Frustration should be boiling over in the wake of Texas State’s embarrassing oversight, which cost multiple people their jobs and the school more than $17,000.
According to information from the Texas Commission on Environmental Quality, Texas State was fined $17,150 for two offenses. The first was failing to notify the TCEQ before two new water boilers were operational. The second was failing to perform an official compliance test after the boilers were installed on campus. The new boilers were put into place after a boiler went out and left the residence halls without hot water for two weeks in the winter of 2009.
Texas State officials need to ensure that proper procedures and designated tests for campus projects are successfully completed. The employees working on the boiler at the Cogeneration Power and Chill Plant should have better communication skills, proper incident training and knowledge on the TCEQ policies. These improvements would ensure an official boiler test and report do not slip through the cracks again.
Although the university’s lapse did not pollute the air, the fine by the TCEQ is still damaging.
Since the plant employees failed to test the boilers and sample the air emissions, a few of the workers have retired, resigned or been fired from their positions. According to a June 27 University Star article, some of the employees had additional violations in the past. Small operational oversights do happen, but a fine of this scale could have been avoided by ensuring that reliable and trained officials are on hand at the plant.
Money is tight everywhere at the university level, and the $17,000 fine from the utility operating budget would have been better served easing strain elsewhere. Members of the custodial staff may soon be working night hours and cleaning more buildings filled with more people than ever, and that money may have helped ease the burden on them.

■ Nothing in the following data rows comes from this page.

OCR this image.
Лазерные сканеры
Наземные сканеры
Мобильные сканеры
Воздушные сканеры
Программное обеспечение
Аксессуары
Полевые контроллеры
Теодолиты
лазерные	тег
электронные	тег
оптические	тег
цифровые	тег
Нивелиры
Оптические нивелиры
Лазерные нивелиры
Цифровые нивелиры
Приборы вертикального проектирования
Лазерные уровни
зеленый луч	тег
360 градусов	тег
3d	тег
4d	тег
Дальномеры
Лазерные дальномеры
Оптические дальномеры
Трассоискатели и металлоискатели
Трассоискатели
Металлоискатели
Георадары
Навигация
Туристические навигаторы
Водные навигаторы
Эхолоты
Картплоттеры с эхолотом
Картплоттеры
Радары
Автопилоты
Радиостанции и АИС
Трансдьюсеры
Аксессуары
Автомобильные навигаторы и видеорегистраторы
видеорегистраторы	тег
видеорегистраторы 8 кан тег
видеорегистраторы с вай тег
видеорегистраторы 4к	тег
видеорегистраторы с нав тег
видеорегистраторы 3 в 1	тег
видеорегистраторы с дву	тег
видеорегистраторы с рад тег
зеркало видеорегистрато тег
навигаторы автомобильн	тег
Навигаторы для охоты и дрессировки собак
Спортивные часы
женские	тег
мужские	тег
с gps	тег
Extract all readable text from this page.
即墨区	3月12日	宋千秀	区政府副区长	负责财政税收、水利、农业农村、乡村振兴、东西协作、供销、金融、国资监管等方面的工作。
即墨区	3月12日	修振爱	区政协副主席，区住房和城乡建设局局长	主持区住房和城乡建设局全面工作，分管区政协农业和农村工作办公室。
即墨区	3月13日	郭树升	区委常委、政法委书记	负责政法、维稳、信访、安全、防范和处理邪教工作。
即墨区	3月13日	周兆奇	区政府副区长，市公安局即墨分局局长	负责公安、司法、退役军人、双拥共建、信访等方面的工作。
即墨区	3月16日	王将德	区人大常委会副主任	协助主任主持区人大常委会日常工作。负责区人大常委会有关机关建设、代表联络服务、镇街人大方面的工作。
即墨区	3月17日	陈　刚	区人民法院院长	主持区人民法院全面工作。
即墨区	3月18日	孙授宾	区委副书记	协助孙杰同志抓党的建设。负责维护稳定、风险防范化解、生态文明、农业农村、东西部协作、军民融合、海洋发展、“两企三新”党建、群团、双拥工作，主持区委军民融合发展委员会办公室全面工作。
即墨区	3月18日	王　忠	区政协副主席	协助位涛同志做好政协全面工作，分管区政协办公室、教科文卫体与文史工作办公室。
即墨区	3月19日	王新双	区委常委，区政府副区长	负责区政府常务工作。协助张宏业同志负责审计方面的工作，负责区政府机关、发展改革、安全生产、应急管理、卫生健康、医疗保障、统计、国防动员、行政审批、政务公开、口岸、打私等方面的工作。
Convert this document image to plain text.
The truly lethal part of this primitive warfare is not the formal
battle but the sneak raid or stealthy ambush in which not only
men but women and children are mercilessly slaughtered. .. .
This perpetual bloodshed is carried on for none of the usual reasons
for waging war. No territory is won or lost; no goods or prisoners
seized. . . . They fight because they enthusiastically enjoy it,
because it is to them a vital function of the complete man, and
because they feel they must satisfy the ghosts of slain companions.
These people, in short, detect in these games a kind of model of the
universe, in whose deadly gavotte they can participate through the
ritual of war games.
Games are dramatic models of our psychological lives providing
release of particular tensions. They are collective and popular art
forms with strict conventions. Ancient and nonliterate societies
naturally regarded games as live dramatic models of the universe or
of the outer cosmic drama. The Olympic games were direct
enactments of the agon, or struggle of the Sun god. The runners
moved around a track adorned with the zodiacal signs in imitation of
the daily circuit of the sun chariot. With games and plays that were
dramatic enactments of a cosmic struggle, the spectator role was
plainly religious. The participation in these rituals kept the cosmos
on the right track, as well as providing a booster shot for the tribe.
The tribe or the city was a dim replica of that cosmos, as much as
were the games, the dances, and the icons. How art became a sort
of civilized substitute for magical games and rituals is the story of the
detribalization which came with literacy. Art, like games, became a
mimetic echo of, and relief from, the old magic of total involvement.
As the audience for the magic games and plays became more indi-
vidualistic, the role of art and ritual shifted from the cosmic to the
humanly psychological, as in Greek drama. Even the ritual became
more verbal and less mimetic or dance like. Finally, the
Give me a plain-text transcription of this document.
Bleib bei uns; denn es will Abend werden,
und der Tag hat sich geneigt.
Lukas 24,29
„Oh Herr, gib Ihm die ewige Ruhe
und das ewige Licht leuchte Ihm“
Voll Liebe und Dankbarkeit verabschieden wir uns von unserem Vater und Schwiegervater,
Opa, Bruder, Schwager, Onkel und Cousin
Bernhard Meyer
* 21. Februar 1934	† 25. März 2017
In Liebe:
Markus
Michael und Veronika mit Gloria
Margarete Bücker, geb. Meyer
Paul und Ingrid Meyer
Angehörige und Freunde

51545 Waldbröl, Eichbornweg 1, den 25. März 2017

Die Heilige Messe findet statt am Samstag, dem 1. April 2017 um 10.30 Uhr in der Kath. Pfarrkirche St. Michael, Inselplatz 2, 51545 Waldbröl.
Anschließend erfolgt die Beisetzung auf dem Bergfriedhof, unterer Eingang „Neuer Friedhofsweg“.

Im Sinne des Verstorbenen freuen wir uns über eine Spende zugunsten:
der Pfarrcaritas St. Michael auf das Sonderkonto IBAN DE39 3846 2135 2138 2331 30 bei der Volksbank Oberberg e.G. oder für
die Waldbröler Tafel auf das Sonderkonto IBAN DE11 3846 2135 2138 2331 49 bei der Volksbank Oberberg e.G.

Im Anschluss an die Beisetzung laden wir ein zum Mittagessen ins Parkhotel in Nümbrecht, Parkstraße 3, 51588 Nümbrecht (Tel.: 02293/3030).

The university cannot go back and undo the past. Lessons need to be learned from errors. Although no student tuition and fees went to pay the $17,150 fine, the utility operating budget felt the burden financially. The boiler incident should be an example of why Texas State should tighten up its relationship with the TCEQ. The university needs to make sure designated plant employees are aware and on the same page about the regulated boiler standards.
Almost 100 other entities were also fined by the TCEQ, according to the same May 30 TCEQ violation report. Dow Chemical Company in Brazoria County was given a $207,378 fine for five reporting violations and one related to exceeding annual allowable emission rates. Texas State has no excuse for environmental violations given the significance of the San Marcos community, even when $17,150 seems a small price to pay when compared to other’s fines.
The university is surrounded by precious natural resources such as the Edwards Aquifer and the San Marcos River. Because of this, extra preparation should always be taken with campus boilers to keep the community as eco-friendly as possible.